Noch bis 5. Mai zeigt das Bayreuther Wagnermuseum eine Auswahl an Rosenstöcke-Bildern von Wagners Tochter Isolde.
„Er [Richard Wagner] ruht aus, wir verlegen die Feierlichkeiten von der Halle in den Saal und ordnen Rosen, Bild und Stoffe, so daß gegen 11 Uhr R., in den Saal tretend, sich freut; er verweilt darin eine Stunde, sieht Loldi’s Kompositionen durch, und wie ich ihn begrüße, darf ich das Glück in seinem erhabensten Scheine erschauen und in seiner ergreifendsten Kundgebung vernehmen.“
So hält Cosima in ihren Tagebüchern den 67. Geburtstag ihres Mannes Richard Wagner am 22. Mai 1880 fest. Sie schildert die Festlichkeiten in der Villa d’Angri in Neapel, zu deren Anlass die fünfzehnjährige Tochter Isolde, „Loldi“, als Geschenk eine Art Bildbiografie Richard Wagners überreicht. Auf 65 Manschetten, die Töpfe von Rosenstöcken zieren sollten, illustriert Isolde die aus ihrer Sicht wichtigsten Ereignisse im Leben ihres Vaters. Diese sind in erster Linie dessen Autobiografie „Mein Leben“ entnommen.
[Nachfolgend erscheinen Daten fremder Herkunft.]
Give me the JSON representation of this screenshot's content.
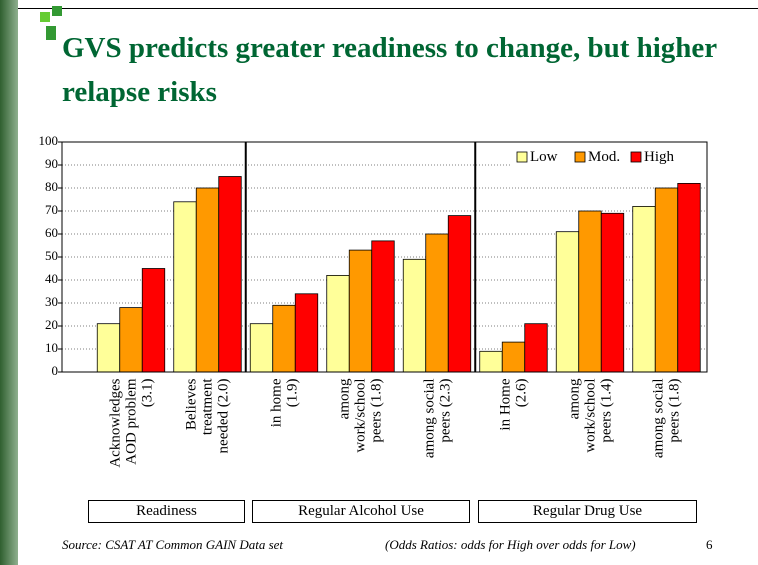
{
  "chart_data": {
    "type": "bar",
    "title": "GVS predicts greater readiness to change, but higher relapse risks",
    "categories": [
      "Acknowledges\nAOD problem\n(3.1)",
      "Believes\ntreatment\nneeded (2.0)",
      "in home\n(1.9)",
      "among\nwork/school\npeers (1.8)",
      "among social\npeers (2.3)",
      "in Home\n(2.6)",
      "among\nwork/school\npeers (1.4)",
      "among social\npeers (1.8)"
    ],
    "series": [
      {
        "name": "Low",
        "color": "#ffff99",
        "values": [
          21,
          74,
          21,
          42,
          49,
          9,
          61,
          72
        ]
      },
      {
        "name": "Mod.",
        "color": "#ff9900",
        "values": [
          28,
          80,
          29,
          53,
          60,
          13,
          70,
          80
        ]
      },
      {
        "name": "High",
        "color": "#ff0000",
        "values": [
          45,
          85,
          34,
          57,
          68,
          21,
          69,
          82
        ]
      }
    ],
    "ylim": [
      0,
      100
    ],
    "yticks": [
      0,
      10,
      20,
      30,
      40,
      50,
      60,
      70,
      80,
      90,
      100
    ],
    "grid": true,
    "legend": "upper right",
    "group_labels": [
      "Readiness",
      "Regular Alcohol Use",
      "Regular Drug Use"
    ],
    "source": "Source:  CSAT AT Common GAIN Data set",
    "note": "(Odds Ratios: odds for High over odds for Low)",
    "page_number": "6"
  }
}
Zum Entstehungsprozess der Bilder ist nichts bekannt. Die Auswahl der Ereignisse und die Auslassungen legen jedoch eine lenkende Hand ihrer Mutter Cosima nahe: die fast vollständige Absenz der Familie, Wagners erster Frau Minna ebenso wie Cosimas selbst und der Kinder. Auch Hinweise auf dauernde finanzielle Probleme und ihre Lösung durch Freunde, Wegbegleiterinnen und Mäzene fehlen. Wagners Beteiligung an der Revolution in Dresden findet keinerlei Erwähnung. Stattdessen wird der Weg des alleinstehenden Genies gezeichnet, der vom ersten Tag an völlig frei von Brüchen ist und nur eine Richtung kennt, um das Genie am gleichsam biblischen Ende als wahrhaftigen Erlöser erscheinen und nach Vollendung des Werks ruhen zu lassen.
Einer Hagiographie gleich nimmt diese Bildergeschichte Wagner-Kult und -Mythos vorweg, der vor allem nach Wagners Tod durch den sogenannten „Bayreuther Kreis“ um Cosima und ihren Schwiegersohn Houston Stewart Chamberlain formuliert, betrieben und um eine völkisch nationalistische Komponente erweitert wird. Zu dieser Zeit sind Isoldes enge Bindung an und die Bewunderung für ihren Vater längst Schmerz und Enttäuschung gewichen, da ihr 1914 in einem Erbschaftsprozess gegen ihre Familie die Vaterschaft Richard Wagners abgesprochen worden ist.
Mit der Präsentation einer Auswahl der „Rosenstöcke“ setzt das Richard Wagner Museum Bayreuth seine Reihe kleinerer Kabinettausstellungen fort, im Rahmen derer Sammlungsschätze gehoben werden, die es bisher noch nicht ins Licht der großen Ausstellungen des Museums geschafft hatten. Die Ausstellung „Die Rosenstöcke: Richard Wagners Leben als Bilderbuch“ ist bis 5. Mai 2024 im Grafik-Kabinett des Wagnermuseums in Haus Wahnfried zu sehen. Öffnungszeiten Dienstag–Sonntag 10–17 Uhr; im Eintrittspreis inbegriffen.
Dagny Ricarda Beidler, die Enkelin Isoldes, hat unter dem Titel „Für Richard Wagner!“ Die Rosenstöcke-Bilder seiner Tochter Isolde das Buch zum Thema vorgelegt. Es ist in 2. Auflage aus dem Böhlau Verlag lieferbar.